Saturday, 18 September 2021 19:13

Little Boy Lost






LITTLE BOY LOST

US, 1953, 95 minutes, Black and White.
Bing Crosby, Claude Dauphin, Christiane Foucade, Gabrielle Dorziat, Nicole Maurey.
Directed by George Seaton.

Little Boy Lost was a popular film of the early fifties. Bing Crosby has quite a pleasant but strong screen presence and after decades of musicals and comedies he moved into drama in the fifties. His most striking dramatic film was The Country Girl which was also directed by George Seaton. In Little Boy Lost he has a fairly conventional role but does it well and charmingly. The story of war orphans, of course, touched the heart of audiences in the fifties and still has the power to do so now. It is an engaging film and a good study of children, parenthood, what it is to be an orphan.

1. Feeling overtones of the title? The lost boy of the dream of Lisa? The silhouette of the boy during the credits? How did this create atmosphere for the film?

2. Comment on the use of the narration by Bill Wainwright? The use of the flashback technique. How effective?

3. How sympathetic a character was Bill Wainwright? What kind of man was he? His involvement in his work? Radio work? His political attitudes before the war? (How much of Bing Crosby's personality came across in the portrayal?)

4. How did the film use the war and its emotional overtones for its impact?

5. Comment on the build up on Bill's marriage to Lisa. The sequence of her pregnancy and difficult birth. The child and her dream of the little boy lost.

6. What did the film have to say about war and suffering? How war cuts across plans? The impact of Lisa and the baby being trapped in France? Lisa's continuing to sing and work for the Resistance? The emotional impact of her death?

7. How important was Bill's searching for his boy? Why did he search? To find the boy? Thinking that Lisa in some way was still alive? Living up to an image rather than reality?

8. How interestingly did the film portray the fate of war orphans? Tracing their being rescued and taken to orphanages? The role of the grandmother? The sisters at the orphanage?

9. What were your impressions of the Mother Superior? Was she too hard? were her ideas right but did she seem to lack feeling? what was Bill Wainwright's reaction? Was she proved right? Did he realise that she was right? How did Jean respond to the Mother Superior?

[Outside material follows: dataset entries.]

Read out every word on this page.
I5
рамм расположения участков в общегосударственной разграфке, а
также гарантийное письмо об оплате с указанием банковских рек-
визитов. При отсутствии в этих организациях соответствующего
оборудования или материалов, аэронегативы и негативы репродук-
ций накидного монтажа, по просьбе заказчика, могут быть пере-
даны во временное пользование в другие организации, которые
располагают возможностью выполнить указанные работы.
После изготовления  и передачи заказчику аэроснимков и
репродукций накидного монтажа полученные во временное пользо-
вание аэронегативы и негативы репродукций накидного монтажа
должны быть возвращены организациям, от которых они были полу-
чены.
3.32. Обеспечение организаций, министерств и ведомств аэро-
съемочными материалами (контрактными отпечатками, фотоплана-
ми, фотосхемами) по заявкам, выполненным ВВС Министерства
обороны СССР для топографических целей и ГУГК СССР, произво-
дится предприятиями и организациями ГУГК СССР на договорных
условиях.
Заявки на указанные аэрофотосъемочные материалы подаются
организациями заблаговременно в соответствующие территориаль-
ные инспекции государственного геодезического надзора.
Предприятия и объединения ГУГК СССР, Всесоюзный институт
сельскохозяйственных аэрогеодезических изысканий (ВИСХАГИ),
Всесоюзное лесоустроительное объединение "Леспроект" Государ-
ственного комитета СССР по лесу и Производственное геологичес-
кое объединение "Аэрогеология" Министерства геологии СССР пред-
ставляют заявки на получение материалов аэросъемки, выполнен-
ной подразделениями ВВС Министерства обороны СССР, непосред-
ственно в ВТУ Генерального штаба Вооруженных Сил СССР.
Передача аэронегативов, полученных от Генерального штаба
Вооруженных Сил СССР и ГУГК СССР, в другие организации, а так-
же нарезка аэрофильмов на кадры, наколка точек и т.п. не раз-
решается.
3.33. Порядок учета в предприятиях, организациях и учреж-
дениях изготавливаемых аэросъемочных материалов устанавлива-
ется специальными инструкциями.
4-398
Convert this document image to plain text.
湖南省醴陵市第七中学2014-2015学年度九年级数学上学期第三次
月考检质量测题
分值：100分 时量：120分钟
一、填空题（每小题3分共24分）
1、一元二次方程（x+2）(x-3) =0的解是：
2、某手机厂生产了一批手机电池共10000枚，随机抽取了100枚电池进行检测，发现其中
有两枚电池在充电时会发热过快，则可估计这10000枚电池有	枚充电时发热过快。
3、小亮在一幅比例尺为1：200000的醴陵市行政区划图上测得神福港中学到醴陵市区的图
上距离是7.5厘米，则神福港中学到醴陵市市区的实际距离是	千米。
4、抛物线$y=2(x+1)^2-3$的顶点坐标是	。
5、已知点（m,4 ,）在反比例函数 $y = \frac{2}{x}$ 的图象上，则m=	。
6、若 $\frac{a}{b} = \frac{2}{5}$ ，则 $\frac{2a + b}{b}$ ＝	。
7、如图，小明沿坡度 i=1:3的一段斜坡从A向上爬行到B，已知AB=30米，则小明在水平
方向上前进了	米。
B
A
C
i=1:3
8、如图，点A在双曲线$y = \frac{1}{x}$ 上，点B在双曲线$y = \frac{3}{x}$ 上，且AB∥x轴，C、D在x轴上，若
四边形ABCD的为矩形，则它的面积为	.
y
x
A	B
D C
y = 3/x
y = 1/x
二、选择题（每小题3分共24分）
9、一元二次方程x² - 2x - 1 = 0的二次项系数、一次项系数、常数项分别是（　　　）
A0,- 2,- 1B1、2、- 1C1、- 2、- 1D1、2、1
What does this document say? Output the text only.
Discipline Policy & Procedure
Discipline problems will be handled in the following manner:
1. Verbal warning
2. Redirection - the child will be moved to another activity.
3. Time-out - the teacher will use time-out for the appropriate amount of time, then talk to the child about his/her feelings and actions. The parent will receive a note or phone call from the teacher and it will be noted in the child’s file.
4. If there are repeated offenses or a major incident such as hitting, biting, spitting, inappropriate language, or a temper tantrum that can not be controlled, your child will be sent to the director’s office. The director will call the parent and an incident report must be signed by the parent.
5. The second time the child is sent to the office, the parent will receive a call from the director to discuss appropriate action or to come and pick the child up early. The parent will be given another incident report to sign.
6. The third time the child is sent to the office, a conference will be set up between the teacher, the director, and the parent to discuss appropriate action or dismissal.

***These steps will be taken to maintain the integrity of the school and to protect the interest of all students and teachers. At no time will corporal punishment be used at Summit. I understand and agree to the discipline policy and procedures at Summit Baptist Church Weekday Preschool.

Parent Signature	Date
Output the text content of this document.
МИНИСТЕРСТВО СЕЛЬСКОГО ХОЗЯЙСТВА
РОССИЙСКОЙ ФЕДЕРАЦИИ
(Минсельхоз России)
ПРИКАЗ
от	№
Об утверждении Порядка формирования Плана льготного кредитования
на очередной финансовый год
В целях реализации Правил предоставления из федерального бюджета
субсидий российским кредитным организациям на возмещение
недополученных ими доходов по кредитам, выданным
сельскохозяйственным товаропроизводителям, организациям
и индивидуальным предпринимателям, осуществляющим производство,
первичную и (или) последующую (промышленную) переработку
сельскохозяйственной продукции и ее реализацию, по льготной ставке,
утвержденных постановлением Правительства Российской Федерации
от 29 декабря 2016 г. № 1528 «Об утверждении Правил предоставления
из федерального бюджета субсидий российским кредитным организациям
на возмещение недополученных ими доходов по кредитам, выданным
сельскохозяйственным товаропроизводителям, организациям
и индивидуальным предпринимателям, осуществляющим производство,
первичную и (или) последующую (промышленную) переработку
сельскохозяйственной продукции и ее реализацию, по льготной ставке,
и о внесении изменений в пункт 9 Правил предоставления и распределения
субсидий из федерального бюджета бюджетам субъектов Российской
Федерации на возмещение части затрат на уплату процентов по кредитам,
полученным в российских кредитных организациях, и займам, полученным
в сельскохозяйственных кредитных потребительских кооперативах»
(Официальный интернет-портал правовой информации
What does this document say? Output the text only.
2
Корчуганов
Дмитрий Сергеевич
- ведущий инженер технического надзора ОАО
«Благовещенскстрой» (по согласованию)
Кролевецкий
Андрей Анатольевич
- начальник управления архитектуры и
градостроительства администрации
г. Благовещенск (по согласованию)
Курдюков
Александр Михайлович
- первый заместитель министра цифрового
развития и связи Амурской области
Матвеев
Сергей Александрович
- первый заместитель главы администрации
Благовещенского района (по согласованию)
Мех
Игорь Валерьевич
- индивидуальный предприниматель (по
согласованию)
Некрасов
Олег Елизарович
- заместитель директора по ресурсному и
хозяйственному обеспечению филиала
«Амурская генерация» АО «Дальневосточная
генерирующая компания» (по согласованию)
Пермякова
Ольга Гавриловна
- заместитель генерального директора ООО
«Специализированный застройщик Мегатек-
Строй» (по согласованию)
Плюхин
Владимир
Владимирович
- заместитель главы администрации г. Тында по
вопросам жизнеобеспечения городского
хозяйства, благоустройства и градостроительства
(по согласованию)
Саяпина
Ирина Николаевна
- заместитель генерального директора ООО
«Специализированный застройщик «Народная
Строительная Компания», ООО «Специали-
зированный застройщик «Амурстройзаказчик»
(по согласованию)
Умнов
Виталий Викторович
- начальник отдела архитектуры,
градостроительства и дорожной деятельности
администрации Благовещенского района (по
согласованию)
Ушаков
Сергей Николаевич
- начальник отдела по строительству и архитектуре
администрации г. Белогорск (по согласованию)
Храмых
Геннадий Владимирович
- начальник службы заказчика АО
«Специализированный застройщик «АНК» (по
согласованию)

10. What were your impressions of Jean? Was he a sympathetic little boy? Confirm the Superior's remarks about parents wanting the most intelligent and the best children? The impact of Jean's receiving gifts from Bill? Jean's remembering and his failing to remember? How important was it that the grandmother had told him to remember?

11. The importance of the sequence where Pierre talks to Bill and makes him confront the truth? How he was reliving the past and had not truly buried Lisa? The importance of Pierre's reading the account of Lisa's death?

12. Was the finale too contrived, especially about the dog and Jean's remembering? How important was it that Bill had made a decision at the station? That he wasn't just returning for sentimental reasons? What was the final impact of this film? How heart-warming? How genuinely feeling? was it in any way sentimental? What values was it in favour of?